There are other pros to bigger families that might appeal to others but don’t to me (at least, enough to sway me)- noisy, busy homes, busy lives, more chance of grandchildren, more chance at least one child will still be nearby when you’re old, enjoying watching them play and bond, less need to entertain them, enjoying big family events and christmases.

IMO a good reason to have a child, or a second child, is because you (and the other parent) want one. It’s not really a logical decision so a pro/ con list won’t help if you desperately want to have that child. There are plenty of pros to not to having a child at all but I desperately want to raise a child and want to be a mum- if I had to pick having two DC vs having no DC I’d pick two in a heartbeat! If you’re on the fence your own pro/con list like might help, or if you don’t want one it can help to reinforce your decision and make you feel more comfortable with it.

romany4 · 16/01/2021 09:54

Yanbu.
It's completely up to you how many children you have.

I have 2 boys.
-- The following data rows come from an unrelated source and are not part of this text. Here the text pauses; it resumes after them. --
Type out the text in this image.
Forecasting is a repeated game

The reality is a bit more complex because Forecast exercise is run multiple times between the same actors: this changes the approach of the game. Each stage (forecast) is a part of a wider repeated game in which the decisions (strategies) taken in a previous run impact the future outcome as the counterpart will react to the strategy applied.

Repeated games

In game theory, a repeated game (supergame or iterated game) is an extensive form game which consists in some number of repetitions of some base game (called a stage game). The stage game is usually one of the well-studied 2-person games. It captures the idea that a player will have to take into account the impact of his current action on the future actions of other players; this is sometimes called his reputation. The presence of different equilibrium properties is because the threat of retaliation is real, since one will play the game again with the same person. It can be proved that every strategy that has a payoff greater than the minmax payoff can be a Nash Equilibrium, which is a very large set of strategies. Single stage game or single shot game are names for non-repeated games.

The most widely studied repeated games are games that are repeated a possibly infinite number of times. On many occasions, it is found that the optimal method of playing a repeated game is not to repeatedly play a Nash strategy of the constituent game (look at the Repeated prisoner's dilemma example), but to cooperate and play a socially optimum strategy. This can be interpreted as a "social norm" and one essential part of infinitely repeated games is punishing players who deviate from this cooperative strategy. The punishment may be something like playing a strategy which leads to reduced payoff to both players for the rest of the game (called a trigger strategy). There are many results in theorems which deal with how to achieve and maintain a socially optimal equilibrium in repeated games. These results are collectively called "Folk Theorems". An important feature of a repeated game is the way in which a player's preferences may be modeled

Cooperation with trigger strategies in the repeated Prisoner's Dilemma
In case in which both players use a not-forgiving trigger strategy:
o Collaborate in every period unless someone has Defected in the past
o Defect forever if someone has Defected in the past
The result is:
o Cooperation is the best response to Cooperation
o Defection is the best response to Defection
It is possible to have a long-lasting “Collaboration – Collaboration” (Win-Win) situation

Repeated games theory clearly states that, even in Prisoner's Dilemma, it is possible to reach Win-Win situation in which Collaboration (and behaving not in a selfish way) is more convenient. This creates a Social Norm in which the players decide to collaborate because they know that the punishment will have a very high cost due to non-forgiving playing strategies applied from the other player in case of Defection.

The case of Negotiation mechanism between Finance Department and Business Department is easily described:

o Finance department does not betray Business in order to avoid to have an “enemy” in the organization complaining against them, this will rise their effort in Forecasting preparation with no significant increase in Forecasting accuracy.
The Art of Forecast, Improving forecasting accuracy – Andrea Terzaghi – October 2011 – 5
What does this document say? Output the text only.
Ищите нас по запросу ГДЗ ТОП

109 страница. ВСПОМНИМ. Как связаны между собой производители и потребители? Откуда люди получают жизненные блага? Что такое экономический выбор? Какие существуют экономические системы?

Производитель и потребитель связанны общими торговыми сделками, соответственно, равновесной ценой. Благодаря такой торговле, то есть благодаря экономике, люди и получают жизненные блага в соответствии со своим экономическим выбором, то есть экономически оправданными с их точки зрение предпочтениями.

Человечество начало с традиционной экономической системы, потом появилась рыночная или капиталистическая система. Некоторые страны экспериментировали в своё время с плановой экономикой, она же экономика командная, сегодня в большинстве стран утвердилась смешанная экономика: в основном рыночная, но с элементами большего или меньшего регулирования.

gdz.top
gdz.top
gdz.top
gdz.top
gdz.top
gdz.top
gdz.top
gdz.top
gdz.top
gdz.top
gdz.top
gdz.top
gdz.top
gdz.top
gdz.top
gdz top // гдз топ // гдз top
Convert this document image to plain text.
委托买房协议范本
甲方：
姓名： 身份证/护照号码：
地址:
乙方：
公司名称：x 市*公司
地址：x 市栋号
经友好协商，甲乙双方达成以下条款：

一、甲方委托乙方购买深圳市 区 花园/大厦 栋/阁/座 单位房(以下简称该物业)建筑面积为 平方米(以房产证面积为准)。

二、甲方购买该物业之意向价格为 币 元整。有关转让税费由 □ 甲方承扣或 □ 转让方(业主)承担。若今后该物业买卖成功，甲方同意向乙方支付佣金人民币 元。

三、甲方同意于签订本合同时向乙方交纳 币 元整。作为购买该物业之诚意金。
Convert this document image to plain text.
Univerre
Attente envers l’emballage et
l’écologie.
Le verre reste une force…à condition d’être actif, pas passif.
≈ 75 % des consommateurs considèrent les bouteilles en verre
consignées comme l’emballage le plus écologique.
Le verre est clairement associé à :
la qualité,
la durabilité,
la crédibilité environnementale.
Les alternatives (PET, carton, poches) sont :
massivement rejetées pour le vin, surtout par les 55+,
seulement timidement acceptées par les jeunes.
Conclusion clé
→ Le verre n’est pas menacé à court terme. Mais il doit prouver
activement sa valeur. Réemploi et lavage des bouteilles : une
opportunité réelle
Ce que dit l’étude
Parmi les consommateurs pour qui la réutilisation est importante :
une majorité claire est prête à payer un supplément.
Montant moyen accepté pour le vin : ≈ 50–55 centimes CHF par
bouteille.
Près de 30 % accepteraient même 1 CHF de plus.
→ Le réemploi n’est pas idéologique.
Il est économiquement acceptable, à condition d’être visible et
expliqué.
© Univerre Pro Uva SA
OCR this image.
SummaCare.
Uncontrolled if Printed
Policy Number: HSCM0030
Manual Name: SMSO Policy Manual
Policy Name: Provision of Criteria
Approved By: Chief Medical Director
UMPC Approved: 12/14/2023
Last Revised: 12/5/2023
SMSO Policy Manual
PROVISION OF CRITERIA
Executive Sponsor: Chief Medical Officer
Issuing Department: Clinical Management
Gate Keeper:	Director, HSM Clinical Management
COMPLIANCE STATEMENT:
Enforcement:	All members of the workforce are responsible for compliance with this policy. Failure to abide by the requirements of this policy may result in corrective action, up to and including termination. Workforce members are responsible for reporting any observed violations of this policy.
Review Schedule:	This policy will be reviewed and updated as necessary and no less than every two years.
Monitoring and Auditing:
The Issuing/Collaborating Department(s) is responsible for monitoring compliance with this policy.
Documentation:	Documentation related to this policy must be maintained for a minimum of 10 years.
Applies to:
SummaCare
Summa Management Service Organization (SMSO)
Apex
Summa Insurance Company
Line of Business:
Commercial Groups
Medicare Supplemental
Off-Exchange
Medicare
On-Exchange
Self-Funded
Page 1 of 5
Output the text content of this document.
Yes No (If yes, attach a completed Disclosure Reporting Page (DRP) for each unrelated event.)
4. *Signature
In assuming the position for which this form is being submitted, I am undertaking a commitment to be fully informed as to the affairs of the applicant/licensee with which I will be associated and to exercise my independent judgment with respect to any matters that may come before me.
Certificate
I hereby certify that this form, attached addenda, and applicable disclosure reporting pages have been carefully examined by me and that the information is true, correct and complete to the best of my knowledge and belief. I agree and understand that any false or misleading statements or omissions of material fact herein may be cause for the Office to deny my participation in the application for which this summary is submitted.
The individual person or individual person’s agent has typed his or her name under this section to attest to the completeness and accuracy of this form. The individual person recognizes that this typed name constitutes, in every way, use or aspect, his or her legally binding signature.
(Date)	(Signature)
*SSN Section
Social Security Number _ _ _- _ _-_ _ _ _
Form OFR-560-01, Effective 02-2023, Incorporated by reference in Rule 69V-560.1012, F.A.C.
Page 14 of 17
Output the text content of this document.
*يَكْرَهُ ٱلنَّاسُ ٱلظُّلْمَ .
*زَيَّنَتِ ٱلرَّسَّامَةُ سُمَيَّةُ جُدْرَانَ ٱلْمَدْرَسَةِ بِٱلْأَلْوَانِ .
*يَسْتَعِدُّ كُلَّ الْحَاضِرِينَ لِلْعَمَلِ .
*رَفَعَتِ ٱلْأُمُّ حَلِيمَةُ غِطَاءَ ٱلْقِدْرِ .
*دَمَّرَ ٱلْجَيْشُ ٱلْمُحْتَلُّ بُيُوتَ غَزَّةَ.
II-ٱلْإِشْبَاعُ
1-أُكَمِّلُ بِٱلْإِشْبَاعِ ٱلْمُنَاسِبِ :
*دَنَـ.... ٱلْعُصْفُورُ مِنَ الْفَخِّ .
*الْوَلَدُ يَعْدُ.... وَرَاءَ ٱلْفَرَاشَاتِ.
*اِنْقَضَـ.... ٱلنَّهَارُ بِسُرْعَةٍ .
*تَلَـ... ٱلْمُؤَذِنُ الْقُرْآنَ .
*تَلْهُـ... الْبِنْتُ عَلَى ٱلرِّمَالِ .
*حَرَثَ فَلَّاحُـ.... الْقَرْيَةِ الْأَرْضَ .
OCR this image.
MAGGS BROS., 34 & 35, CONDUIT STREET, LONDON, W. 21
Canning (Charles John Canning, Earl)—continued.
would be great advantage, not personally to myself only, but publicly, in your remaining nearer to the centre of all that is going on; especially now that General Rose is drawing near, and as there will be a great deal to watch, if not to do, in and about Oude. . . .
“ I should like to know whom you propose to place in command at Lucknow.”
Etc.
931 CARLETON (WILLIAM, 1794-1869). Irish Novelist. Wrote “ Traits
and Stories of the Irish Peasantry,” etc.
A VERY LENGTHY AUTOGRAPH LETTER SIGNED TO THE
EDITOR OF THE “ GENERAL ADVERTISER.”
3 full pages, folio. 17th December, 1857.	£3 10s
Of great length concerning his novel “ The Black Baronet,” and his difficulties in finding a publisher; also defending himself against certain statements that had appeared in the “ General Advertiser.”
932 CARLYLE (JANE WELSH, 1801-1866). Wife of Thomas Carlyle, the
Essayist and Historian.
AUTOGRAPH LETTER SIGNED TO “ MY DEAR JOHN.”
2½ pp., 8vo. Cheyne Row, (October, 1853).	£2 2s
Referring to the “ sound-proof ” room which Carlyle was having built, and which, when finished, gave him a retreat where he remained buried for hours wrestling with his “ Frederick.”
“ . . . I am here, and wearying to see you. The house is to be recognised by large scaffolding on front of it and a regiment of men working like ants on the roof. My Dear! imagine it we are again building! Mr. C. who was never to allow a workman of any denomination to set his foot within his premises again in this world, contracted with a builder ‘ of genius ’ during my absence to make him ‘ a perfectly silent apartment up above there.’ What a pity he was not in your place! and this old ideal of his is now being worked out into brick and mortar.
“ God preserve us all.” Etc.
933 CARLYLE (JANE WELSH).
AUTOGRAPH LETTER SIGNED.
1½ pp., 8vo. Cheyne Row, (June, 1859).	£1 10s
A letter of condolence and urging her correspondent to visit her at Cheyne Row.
Only ever wanted two boys. Everyone kept asking me when I was going to try for number 3 so I hopefully got a girl.
I didn't want a 3rd. Or a girl.

I just answered that I was very happy with my family and wouldn't be adding to it

Acidburn · 16/01/2021 09:56

OP, I am the only child. AND I LOVE THAT :)
Never felt lonely in my life - ffs, I was not an indoor cat staying at home alone all the time, I was going to school, had friends, etc. And believe me - everytime I look at people who have siblings, I thank my parents that I don't, because its quite rarely that they manage to keep good relationship. Almost all of them have some resentment towards each other, or envy, or jealousy. And if parents leave any inheritance - most of the people will happily fight their siblings over it. It's just no one talks about it, everyone plays happy families.
I don't have kids yet, but I am planning to stop at one only if I ever decide to have any.

Ihaveoflate · 16/01/2021 10:16

YANBU

We only ever planned to have one and DH had the snip shortly after she was born, such was the trauma of the newborn phase. I have no idea why anyone would put themselves through that first year again quite frankly.

Nobody questions this choice, but if they did I would be honest. Another child would push me over the edge and my marriage probably would not survive. I have a sister and we fought terribly as teenagers. We barely speak now and my cousin (who is an only child) is a far saner and more well rounded person than either of us. Siblings are a recipe for disaster in my experience - I genuinely think we've done the right thing in saving our child all that drama!

HitchFlix · 16/01/2021 10:25

Good for you! Very valid choice and also shows you're quite wise/self-aware to know your limits. Most people don't give it much thought and just go ahead thinking that's what they "should" do. I have two and never gave it much thought at all and was floored dealing with two DC 14 months apart. I don't regret it at all and love having two now, but my god I was hanging by a thread for the first two years. It came right in the end but I found it utterly overwhelming initially.

SewingWarriorQueen76 · 16/01/2021 16:23

Entirely your choice and you can change your mind of you want. My DD is my only one and people are such idiots about this. Some random bloke on work badgered me about this when she was 1.
I replied "I am still being seen by the hospital after having her"
It made him go red, speachless and he shuffled out of the kitchen, completely mortified. He deserved it.